What liquidity there is often seems to be in football, rather than racing.
And this leads me to the question I'll endeavour to tackle here - why are price setters more confident in some markets than others?
I have some theories.
IMO, the integrity of any sporting event is a function of the prize-money on offer for trying minus the potential financial gain from going bent and betting accordingly on the betting markets.
At the top end of the scale, we have football's World Cup Final, played out in front of an audience of hundreds of millions by up to £150,000-a-week footballers.
At the bottom end, we have a selling handicap hurdle worth around £2,000 to the winning owner (£200 each to the trainer and jockey) at a gaffe UK racecourse on a wet Monday.
Racing at the top end is straight enough but, drop a few grades, and it's a minefield.
No matter how good you are at compiling a layers' book and/or a backers book by use of the form-book and your nous, there is alway someone (in the yard or connected to it) out there who knows more about any specific horse's prospects that day than you do.
Hence there will always be horses which shorten to a price the form-book says is daft but experience teaches might actually be good value, causing other horses which you'd think were 'gimmes' at certain backers prices drifting to even bigges ones, and maybe rightly so.

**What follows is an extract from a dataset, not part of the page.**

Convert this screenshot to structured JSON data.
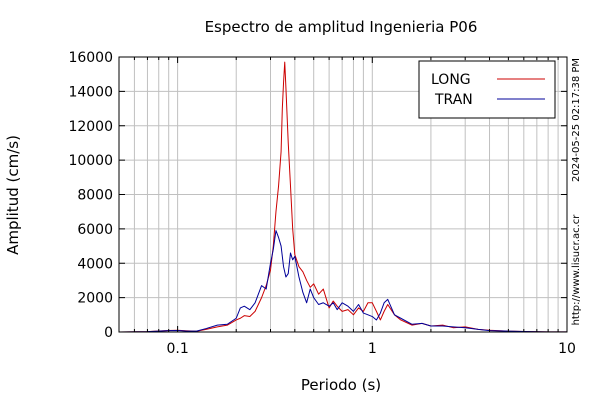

Unless you are right on top of every market movement throughout the industry, as a price setter you are bound to get picked off and, come racetime, be left holding some bad positions (horses you've backed at under the odds or laid at over the odds).
Who has taken these bets and why?
Well, while the Data Protection Act rightly precludes discussion of the former, your guess as to the latter is as good as mine.
But it's got to be odds on that, while some are those who specifically fancy the horse in question and were shopping around the web for the best price, takers also include habitual arbers who see a price they can match and then hedge at a profit either at BackAndLay or elsewhere.
That's the problem for an infant exchange - very few of the early adopters simply want to 'have a bet.'
Most of those who bother to join a new exchange are betting for a living and simply looking for steady income.
An exchange, like a bookmaker, needs lots of purely recreational players both for these guys to feed off and to offset the inevitable losses the price setters will incur long-term betting with the arbers.
Liquidity cannot build without recreational players.
For pricesetting is surely hard work - much harder than pricehitting, hence any pricehitter needs an incentive to do it.
In short, if they're not winning - and certainly if they're routinely losing - price setters will stop doing it.
"Football match odds markets aren't static but, generally, speaking, there is nothing like the market volatility of your average horserace market."
The problem is less manifest in football.
Football match odds markets aren't static but, generally, speaking, there is nothing like the market volatility of your average horserace market.
This is because football is, by and large, straight and, if the game is straight price setters can oprate with more confidence.
There won't be any non-triers in this week's European Cup quarter finals, and, unless there's an outbreak of flu or something in one of the squads, you won't see much markets movement up until the day.
And it's on TV so, what little recreational money there might be on the exchanges, will be traded on games punters can then sit down and watch.
It's not surprising therefore, that - while I hope the impending introduction of a free API for users will boost all markets including racing over time - I believe that the liquidity breakthrough, if and when it ever happens at BackAndLay, will come in football match odds markets.